Petaling Jaya, 14 November 2017: Paramount Corporation Berhad (Paramount) today announced its 9M2017 results for the financial year ending 31 December 2017, posting a group revenue of RM518.6 million and a Profit Before Tax (PBT) of RM144.4 million.
Compared with the corresponding period last year, group revenue increased by 32% (9M2016: RM393.4 million) with higher contribution from both the property and education divisions while PBT increased by 93% (9M2016: RM74.7 million).
Revenue for the property division, increased by 25% to RM350.9 million (9M2016: RM279.5 million) attributable to the higher sales and progressive billings from the Utropolis Batu Kawan, Sejati Residences and Greenwoods Salak Perdana developments. PBT for the division, however, decreased by 7% to RM49.0 million (9M2016: RM52.6million) due to higher losses recorded by the retail mall, Utropolis Marketplace and the lower contribution from the construction businesses. On a more positive note, the Utropolis Batu Kawan, Sejati Residences and Greenwoods Salak Perdana developments contributed higher PBT for 9M2017.

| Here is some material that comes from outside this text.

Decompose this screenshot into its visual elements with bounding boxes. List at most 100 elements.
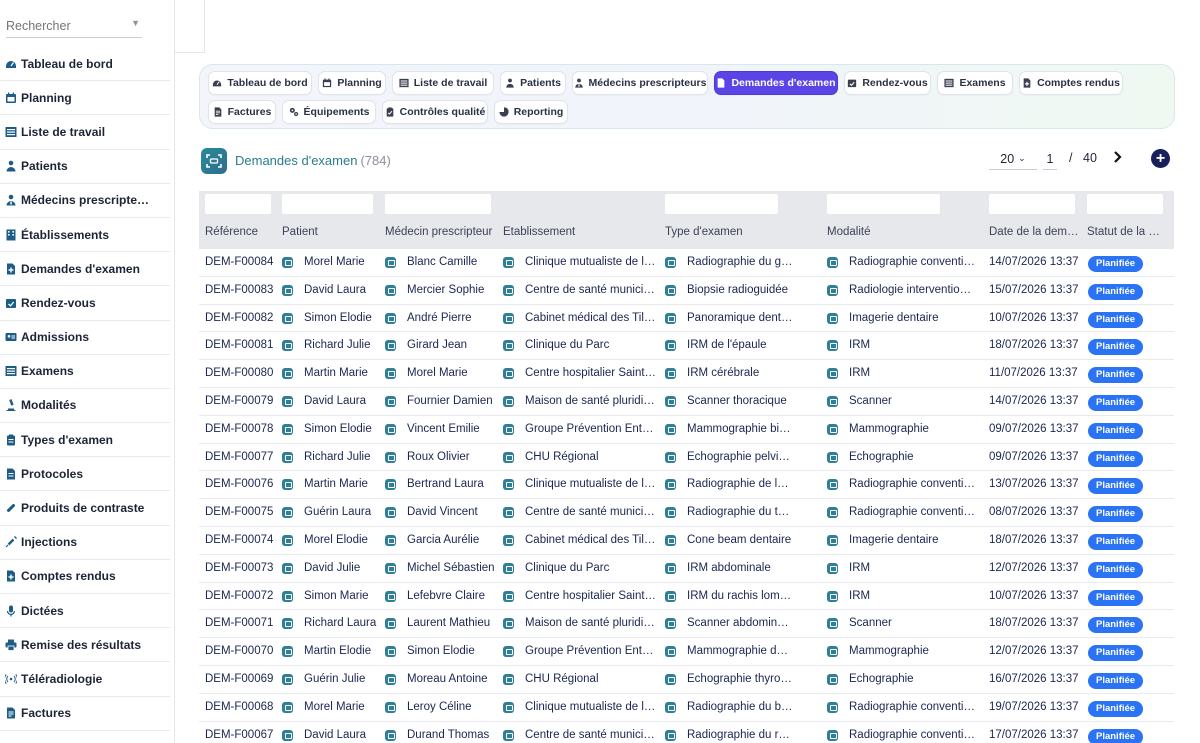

Education division revenue grew by 48% to RM167.7 million (9M2016: RM113.3 million) attributable to REAL Education’s revenue contribution of RM52.5 million as well as higher revenue contribution from Sri KDU and KDU University College stemming from higher new student enrolments. Excluding non-recurring gain, PBT for the division of RM31.2 million was 63% higher compared with 9M2016 (9M2016: RM19.2 million) mainly due to REAL Education’s PBT contribution of RM9.7 million and the lower losses from KDU University College.
Announcing the Group’s 9M2017 results, Paramount’s Group Chief Executive Officer, Jeffrey Chew said “The substantial revenue growth was contributed by the record property sales of RM633 million for 9 months in comparison to RM403 million for the full year of 2016 and by the new stream of income from REAL Education that the Group has acquired earlier this year.”
For the 3Q2017 period, the Group recorded a significantly higher revenue of RM191.1 million an increase of 42% compared with the corresponding year (3Q2016: RM134.8 million) with higher contribution from both the property and education divisions. The Group delivered a higher PBT of RM101.5 million (3Q2016: RM21.7 million) following the completion of Sales and Leaseback agreement with Alpha REIT to dispose of the Sri KDU campus under its asset-light strategy which generated a gain on disposal of RM77.8 million.
Revenue for the property division increased by 26% to RM123.1 million (3Q2016: RM97.4 million) attributable to strong sales and higher level of work progress at the Utropolis Batu Kawan, Sejati Residences and Greenwoods Salak Perdana developments. In line with this, PBT for the division also improved by 11% to RM18.7million (3Q2016: RM16.8 million).
Revenue for education division was significantly higher at RM68 million (3Q2016: RM37.3 million) mainly attributable to REAL Education’s revenue contribution of RM29.6 million as well as higher revenue from Sri KDU. Meanwhile, revenue from the tertiary segment maintained. Excluding the non-recurring gain, PBT for the division was RM12.6 million an increase of 168% growth compared to 3Q2016, which is largely due to REAL Education’s PBT contribution and improved performance of KDU University College in Glenmarie. KDU University College has begun seeing improvement in its performance and had managed to narrow its losses following conscious efforts in cost optimisation and more targeted marketing and promotional activities during the year.
On prospects, Chew remained optimistic on the Malaysian property market. “The encouraging response from the market is positive and the demand for mid-priced and affordable homes has increased.” he said. Given this, the prospect for property division is expected to benefit from the positive market sentiment by promoting and developing properties that are affordably priced and innovatively conceptualised.
On the education front, he elaborated that business remained very competitive and increasingly price-sensitive, with tertiary education providers actively offering promotions and discounts. The K-12 education units will be the main focus, with R.E.A.L Education Group added to Paramount’s fold and Sri KDU’s excellent reputation, with this strong value proposition it will drive the performance of the Paramount Education division, he said.